Haziran 2015, Perth
Geri sayım başladı…
3 Temmuz’da Türkiye’deyiz!
İçimde hem tatlı bir heyecan hem de kafamı kurcalayan bir sürü düşünce var. Çünkü dönüşe bıraktığımız büyük bir mesele var: Ev alma işi.
Şu anda içinde kiracı olduğumuz evi alma ihtimalimiz var. Eğer bu evi almayıp başka bir eve taşınmak istersek, lease break yapacağımız için ciddi bir ceza ödememiz gerekecek. Ama bu evi cazip kılan yalnızca cezadan kaçmak değil.
Kiracı çıktıktan sonra evin bakıma girmesi gerekiyor. Üstüne bir de emlakçıya reklam, fotoğraf, satış işlemleri için dünyanın parasını vermek zorunda kalıyorlar. Ev sahipleri de bu masrafları direkt satış fiyatına ekleyip piyasaya çıkarıyor.
Perth’te zaten son 10–15 yılda emlak fiyatları akıl almaz şekilde yükselmiş durumda. Mining boom sayesinde fiyatlar uçmuş. Üstüne bir de bazı devlet liselerinin muhteşem başarısı eklenince, bazı bölgelerde ev almak iyice zorlaştı.
Rossmoyne ve Willetton Senior High School bölgeleri şu anda tam anlamıyla kapış kapış. Öyle ki özel liselerin yıllık ücreti 25 bin dolardan başladığı için çoğu aile “Bu parayı okula değil eve veririm, çocuğum en iyi devlet okulunda okur,” düşüncesiyle bu semtlere akın ediyor.

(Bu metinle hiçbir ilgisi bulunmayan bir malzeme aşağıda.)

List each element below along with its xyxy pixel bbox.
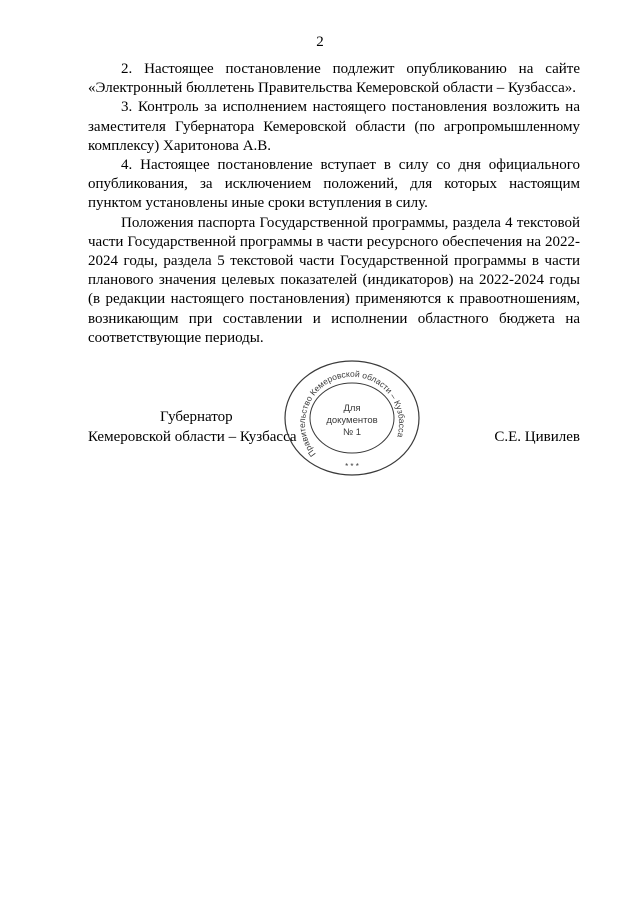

Özellikle akademik başarıya önem veren Asyalı ailelerin yoğun ilgisi sebebiyle bu okulların başarısı daha da yükseliyor — başarılı öğrenci girdikçe sınav ortalaması artıyor. Öğretmen mi, okul mu, öğrenci kitlesi mi? Sebebi ne olursa olsun bu liseler açık ara önde gidiyor.
Sonuç?
80’lerden kalma 3+1 evler 600 bin dolardan satılıyor.
Seçeneklerimiz oldukça net ama bir o kadar çetrefilli:
Willetton’da içi eski, mütevazı bir ev alıp kızlarımızın iyi bir liseye gitmesini garantilemek,
veya
Şehirden daha uzak, yepyeni ve lüks bir ev alıp çocukların çok da başarılı olmayan okullara gitmeyi göze almak.
Kızlarımızın geleceğini etkileyen böylesine büyük bir karar için kaç gecedir uyuyamıyorum. İronik olan mı?
Biz burada hayat boyu sürecek bir eğitim planlaması yaparken, İpek ve Defne’nin aklında tek bir şey var:
“Anne ne olur çok katlı bir apartmanda oturalım! Modern bir evimiz olsun!”
Biz, “Hangi lise? Hangi bölge? Eğitim kalitesi ne olur?” diye düşünürken, onlar İstanbul’daki Başak Konutları’nın 8. katındaki hayatımızı özlüyor.
Çocuk kalbi işte…
Belki bugün anlamıyorsunuz, belki de dünyanızdaki tek gerçek modern bir apartman dairesi… Ama bir gün büyüdüğünüzde, bizim bu kararları neden bu kadar düşündüğümüzü, neden geceleri uykusuz kaldığımızı anlayacaksınız.
Şimdilik tek bildiğim şey:
İpek ve Defne, sizi çoooooook seviyorum! 💛💛
Ve hangi evi seçersek seçelim, ev dediğimiz yer sizin olduğunuz yerdir.